Quand je suis arrivé en 1993, j’avais des préjugés sur Maurice. Après j’ai découvert Le Sidaner, Prosper d’Epinay, Moorthy Nagalingum ; une vie culturelle très intense. Ce qui me navre le plus, quand je demande à quelqu’un le nom d’un artiste mauricien du XIXe siècle, c’est le vide. Par contre si je demande le nom d’un artiste français du XIXe siècle, des noms viennent. Vous vous rendez compte du drame ?

J’ai recensé plus de 100 noms, pour un autre livre que je veux faire. La moitié c’est Mauricien, parce qu’il y avait aussi les artistes de passage. Comment cela se fait que la National Art Gallery (NAG) n’ait pas de galerie encore ? (NdlR : Emmanuel Richon est membre du conseil d’administration de la NAG, il y représente la Société Royale des Arts et des Sciences de l’Ile Maurice). Il y a un vrai problème de fond.

Revenons au Blue Penny Museum. Vous dites que vous êtes constamment en quête de moyens de subsistance pour le musée.

C’est vrai. Mais c’est dans le bon sens. Le problème du musée d’à côté, c’est qu’il n’a pas à se soucier de cet aspect.

Vous parlez du musée de Port-Louis ?

Je pense que tous leurs problèmes viennent de là : ils n’ont pas besoin de survivre. Quand vous avez besoin de survivre, vous devez vous battre. Quand je fais une exposition, je réfléchis à plusieurs options : un catalogue, des signets, des cartes postales. Il y a plein de choses que vous pouvez faire autour d’une exposition. C’est pas uniquement pour m’amuser que j’écris des livres. C’est pas que par plaisir que je fais des expos. Cela fait partie d’un tout. C’est ce qui fait vivre le musée sur le plan intellectuel, c’est son aura. Mais c’est aussi ce qui le fait vivre concrètement.

Le Blue Penny Museum c’est le musée d’une banque commerciale, avez-vous l’obligation d’être rentable ?

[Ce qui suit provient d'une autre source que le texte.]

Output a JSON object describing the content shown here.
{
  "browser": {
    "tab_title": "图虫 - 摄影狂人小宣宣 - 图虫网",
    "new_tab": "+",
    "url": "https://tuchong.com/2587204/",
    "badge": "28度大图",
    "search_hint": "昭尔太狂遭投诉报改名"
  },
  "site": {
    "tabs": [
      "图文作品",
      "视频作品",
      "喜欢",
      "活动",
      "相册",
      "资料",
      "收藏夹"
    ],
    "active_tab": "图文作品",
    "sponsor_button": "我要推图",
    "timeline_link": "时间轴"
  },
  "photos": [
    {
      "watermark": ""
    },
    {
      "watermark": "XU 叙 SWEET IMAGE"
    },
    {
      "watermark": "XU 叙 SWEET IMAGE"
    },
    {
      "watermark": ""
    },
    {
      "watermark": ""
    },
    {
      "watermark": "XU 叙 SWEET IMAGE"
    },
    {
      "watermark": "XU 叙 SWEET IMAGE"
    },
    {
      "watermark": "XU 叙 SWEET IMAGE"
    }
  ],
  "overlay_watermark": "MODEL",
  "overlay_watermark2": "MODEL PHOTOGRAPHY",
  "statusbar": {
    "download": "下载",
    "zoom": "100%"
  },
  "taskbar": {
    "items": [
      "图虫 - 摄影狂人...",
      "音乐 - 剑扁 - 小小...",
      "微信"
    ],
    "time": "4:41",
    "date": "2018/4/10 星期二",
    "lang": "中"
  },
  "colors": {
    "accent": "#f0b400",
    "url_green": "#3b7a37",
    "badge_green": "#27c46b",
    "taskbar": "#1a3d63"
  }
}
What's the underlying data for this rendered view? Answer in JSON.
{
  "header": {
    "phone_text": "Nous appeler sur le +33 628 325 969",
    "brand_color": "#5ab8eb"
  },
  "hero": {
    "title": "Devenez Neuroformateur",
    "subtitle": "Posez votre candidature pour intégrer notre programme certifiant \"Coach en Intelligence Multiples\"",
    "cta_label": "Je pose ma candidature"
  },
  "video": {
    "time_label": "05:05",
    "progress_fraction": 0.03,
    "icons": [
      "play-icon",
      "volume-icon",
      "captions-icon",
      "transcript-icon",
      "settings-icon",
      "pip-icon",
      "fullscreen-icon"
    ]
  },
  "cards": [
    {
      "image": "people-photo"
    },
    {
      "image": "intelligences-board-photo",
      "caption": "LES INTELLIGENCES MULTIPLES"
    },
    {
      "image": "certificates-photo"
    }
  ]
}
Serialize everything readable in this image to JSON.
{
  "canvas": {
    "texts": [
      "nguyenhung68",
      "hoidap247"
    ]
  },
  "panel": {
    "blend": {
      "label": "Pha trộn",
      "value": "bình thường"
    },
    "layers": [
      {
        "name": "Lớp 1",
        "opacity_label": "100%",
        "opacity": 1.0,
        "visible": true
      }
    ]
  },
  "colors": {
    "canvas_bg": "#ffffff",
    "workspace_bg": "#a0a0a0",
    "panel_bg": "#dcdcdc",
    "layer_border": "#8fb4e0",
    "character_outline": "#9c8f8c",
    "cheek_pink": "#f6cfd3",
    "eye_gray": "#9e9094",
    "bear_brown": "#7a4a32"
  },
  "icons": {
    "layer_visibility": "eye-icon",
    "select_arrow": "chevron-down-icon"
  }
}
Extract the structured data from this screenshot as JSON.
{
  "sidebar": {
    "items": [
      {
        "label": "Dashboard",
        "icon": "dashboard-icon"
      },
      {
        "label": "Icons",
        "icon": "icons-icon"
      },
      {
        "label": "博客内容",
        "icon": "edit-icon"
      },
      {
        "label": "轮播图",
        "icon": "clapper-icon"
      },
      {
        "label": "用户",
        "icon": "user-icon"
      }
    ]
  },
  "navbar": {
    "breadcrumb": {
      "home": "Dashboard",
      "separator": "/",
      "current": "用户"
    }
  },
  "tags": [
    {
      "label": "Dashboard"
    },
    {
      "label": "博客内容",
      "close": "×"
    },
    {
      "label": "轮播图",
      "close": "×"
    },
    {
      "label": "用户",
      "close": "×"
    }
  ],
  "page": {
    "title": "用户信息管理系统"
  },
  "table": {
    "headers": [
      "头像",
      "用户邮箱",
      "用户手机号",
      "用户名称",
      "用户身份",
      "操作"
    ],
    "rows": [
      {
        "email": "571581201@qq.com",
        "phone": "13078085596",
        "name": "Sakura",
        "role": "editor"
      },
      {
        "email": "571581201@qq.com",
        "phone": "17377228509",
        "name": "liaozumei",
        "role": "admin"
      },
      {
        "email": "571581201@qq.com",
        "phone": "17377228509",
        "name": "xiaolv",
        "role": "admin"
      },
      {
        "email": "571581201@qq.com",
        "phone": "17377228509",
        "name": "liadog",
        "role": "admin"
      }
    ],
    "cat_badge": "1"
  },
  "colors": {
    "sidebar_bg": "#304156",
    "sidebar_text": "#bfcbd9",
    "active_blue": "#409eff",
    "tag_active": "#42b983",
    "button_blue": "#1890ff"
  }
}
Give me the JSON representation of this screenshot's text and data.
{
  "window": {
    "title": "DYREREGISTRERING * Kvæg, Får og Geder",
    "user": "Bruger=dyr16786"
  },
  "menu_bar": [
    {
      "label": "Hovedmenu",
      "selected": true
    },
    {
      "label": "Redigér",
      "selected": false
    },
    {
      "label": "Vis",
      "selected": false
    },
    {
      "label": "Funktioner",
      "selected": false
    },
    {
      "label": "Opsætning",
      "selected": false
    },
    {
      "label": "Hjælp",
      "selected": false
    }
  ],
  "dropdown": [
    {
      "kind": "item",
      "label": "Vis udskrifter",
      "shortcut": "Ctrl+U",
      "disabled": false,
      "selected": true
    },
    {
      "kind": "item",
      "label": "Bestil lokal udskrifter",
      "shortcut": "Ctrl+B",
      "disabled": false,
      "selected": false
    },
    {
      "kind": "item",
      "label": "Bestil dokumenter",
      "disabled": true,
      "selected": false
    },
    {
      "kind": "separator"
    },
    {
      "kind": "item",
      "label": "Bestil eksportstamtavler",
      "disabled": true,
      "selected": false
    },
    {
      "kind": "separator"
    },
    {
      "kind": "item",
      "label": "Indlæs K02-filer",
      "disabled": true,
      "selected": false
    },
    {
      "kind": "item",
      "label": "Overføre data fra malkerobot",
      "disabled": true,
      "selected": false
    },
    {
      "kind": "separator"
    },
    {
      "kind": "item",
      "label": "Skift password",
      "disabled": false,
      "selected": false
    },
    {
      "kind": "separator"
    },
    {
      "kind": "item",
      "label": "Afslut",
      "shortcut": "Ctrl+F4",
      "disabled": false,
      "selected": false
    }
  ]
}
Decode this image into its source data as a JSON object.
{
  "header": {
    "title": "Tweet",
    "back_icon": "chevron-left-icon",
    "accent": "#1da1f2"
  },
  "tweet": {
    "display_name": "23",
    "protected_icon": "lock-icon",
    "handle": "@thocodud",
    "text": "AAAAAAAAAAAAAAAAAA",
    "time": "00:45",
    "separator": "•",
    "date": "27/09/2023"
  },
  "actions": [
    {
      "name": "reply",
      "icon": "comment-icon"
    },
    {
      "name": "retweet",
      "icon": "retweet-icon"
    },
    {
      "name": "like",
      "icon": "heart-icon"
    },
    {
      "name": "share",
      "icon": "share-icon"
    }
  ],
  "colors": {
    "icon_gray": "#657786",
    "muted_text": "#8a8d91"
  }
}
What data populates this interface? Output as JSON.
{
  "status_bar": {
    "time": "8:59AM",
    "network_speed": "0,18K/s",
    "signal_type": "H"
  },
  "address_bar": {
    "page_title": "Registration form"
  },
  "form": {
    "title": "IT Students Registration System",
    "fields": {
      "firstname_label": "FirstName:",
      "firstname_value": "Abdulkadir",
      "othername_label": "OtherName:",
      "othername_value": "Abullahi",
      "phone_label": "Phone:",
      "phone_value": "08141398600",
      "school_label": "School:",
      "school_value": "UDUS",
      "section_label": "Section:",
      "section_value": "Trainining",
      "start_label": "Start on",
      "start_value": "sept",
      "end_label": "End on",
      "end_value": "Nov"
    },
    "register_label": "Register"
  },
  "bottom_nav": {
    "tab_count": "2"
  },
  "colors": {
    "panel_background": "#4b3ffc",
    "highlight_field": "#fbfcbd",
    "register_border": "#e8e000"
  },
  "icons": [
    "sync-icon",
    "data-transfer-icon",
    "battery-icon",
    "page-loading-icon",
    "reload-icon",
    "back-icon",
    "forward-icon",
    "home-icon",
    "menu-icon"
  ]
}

Non. Heureusement, sinon je me serais écroulé depuis longtemps. C’est la grandeur de la Mauritius Commercial Bank. J’ai des comptes à rendre, bien sûr. En ce qui concerne les activités, j’explique pourquoi je veux le faire, dans quelles conditions, une fois que c’est clair, la banque a toujours accepté. Forcément il y a une petite part de risque à chaque fois, vous pouvez être mal compris, avoir des contradicteurs, mais si vous ne risquez rien, vous n’aurez rien.